A veces haces una sola cosa bien hecha e intuyes la plenitud. Pero otras, ni una triste, modesta cosa sacas adelante. Y peor: ni siquiera se te ocurre nada en lo que gastar el tiempo y, por lo menos, engañarte a ti mismo. Hace ya mucho que sabes que no es tan terrible mentirse un poco a uno mismo. La ausencia puntual de ideas, resultados, planes, genera esperas insufribles. Puedes llegar a sentirte como Pierre Bezujov, el héroe rico de Guerra y paz, cuando dice que su único conflicto es que “no sé a qué dedicarme”.

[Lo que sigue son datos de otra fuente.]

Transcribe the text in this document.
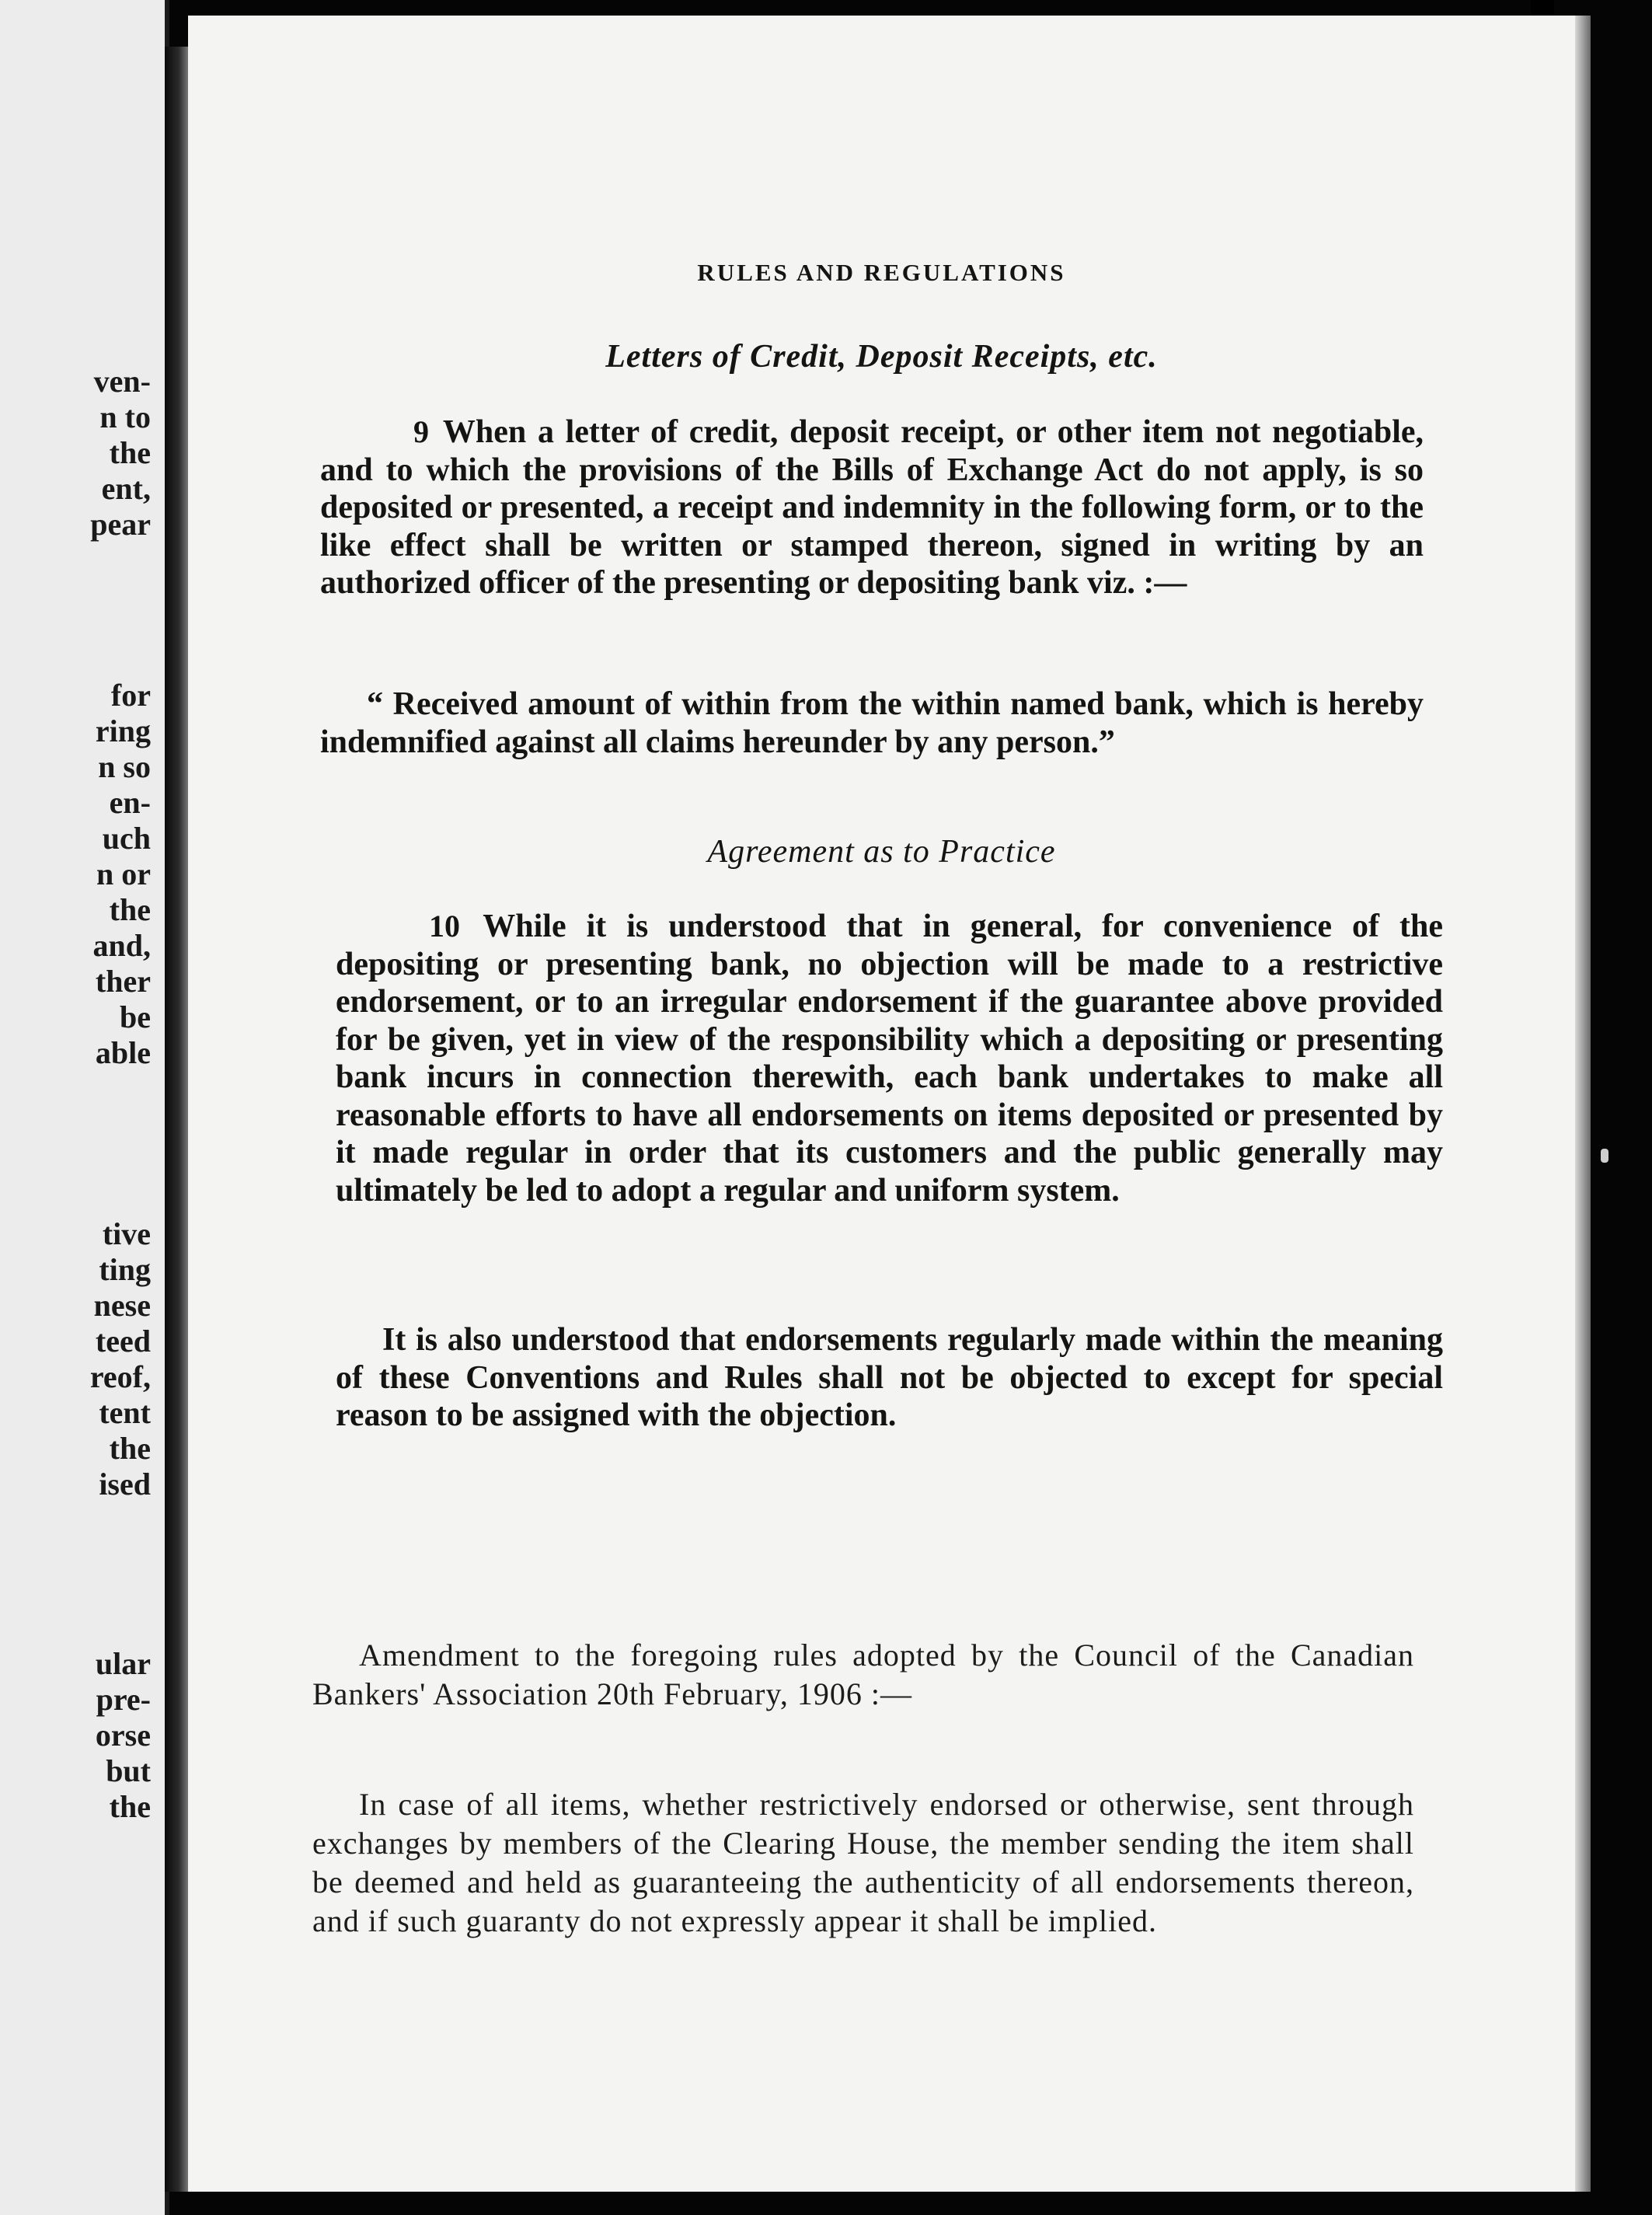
ven-
n to
the
ent,
pear

for
ring
n so
en-
uch
n or
the
and,
ther
be
able

tive
ting
nese
teed
reof,
tent
the
ised

ular
pre-
orse
but
the

RULES AND REGULATIONS

Letters of Credit, Deposit Receipts, etc.

9 When a letter of credit, deposit receipt, or other item not negotiable, and to which the provisions of the Bills of Exchange Act do not apply, is so deposited or presented, a receipt and indemnity in the following form, or to the like effect shall be written or stamped thereon, signed in writing by an authorized officer of the presenting or depositing bank viz. :—

“ Received amount of within from the within named bank, which is hereby indemnified against all claims hereunder by any person.”

Agreement as to Practice

10 While it is understood that in general, for convenience of the depositing or presenting bank, no objection will be made to a restrictive endorsement, or to an irregular endorsement if the guarantee above provided for be given, yet in view of the responsibility which a depositing or presenting bank incurs in connection therewith, each bank undertakes to make all reasonable efforts to have all endorsements on items deposited or presented by it made regular in order that its customers and the public generally may ultimately be led to adopt a regular and uniform system.

It is also understood that endorsements regularly made within the meaning of these Conventions and Rules shall not be objected to except for special reason to be assigned with the objection.

Amendment to the foregoing rules adopted by the Council of the Canadian Bankers' Association 20th February, 1906 :—

In case of all items, whether restrictively endorsed or otherwise, sent through exchanges by members of the Clearing House, the member sending the item shall be deemed and held as guaranteeing the authenticity of all endorsements thereon, and if such guaranty do not expressly appear it shall be implied.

En este clima, arrojado al desierto o el océano de un miércoles, le puse un mensaje a amigo simplemente para matar el tiempo: “Qué haces, tío. Yo nada. Pero nada”. Creo que maté casi un minuto. Tardó dos horas en responderme. “Yo tampoco”, dijo, sin entrar a fondo en la nada. “Me parece que me voy a suicidar”, comenté enseguida, con alegría. Pero él ya se había ido de whatsapp, sin añadir siquiera el moji de los ojos abiertos como platos. Su silencio —quizás él sí se había ido a suicidar de verdad— me hizo volverme hacia Alexa y preguntarle qué podía hacer para divertirme, y, dado que justo esa semana se prestaba, por el aniversario, quién creía ella que había matado de verdad a Kennedy.

A lo largo del miércoles también debí de preguntarle treinta veces “¿Alexa, qué hora es?”. En momentos de máximo vacío, con todo el océano acechándote, saber en qué hora andas cada cinco minutos adquiere una relevancia no del todo despreciable. Me fue imposible no sentirme como varios acusados de la Gürtel, a quienes durante el primer día de juicio se vio consultando el reloj en numerosas ocasiones, muertos de aburrimiento, mientras la secretaría judicial empleaba una hora y veintitrés minutos solo en leer la lista de todos los delitos que se le imputaban y las peticiones de pena.

Es desesperante que no te salgan los planes, pero a fuerza de que eso sea exactamente lo que pase a menudo, te acostumbras a la desesperación. Todos nos vemos obligados a encontrarle el lado bueno a las cosas malas. Es algo que no para de ocurrir en millones de vidas. Descubres algunas mañanas el optimismo donde no lo hay, y tras una racha horrible te vienes arriba, no sabes cómo, y de pronto exclamas: “Mejor imposible”. Ficciones así construyen el túnel que lleva de las malas semanas a las buenas.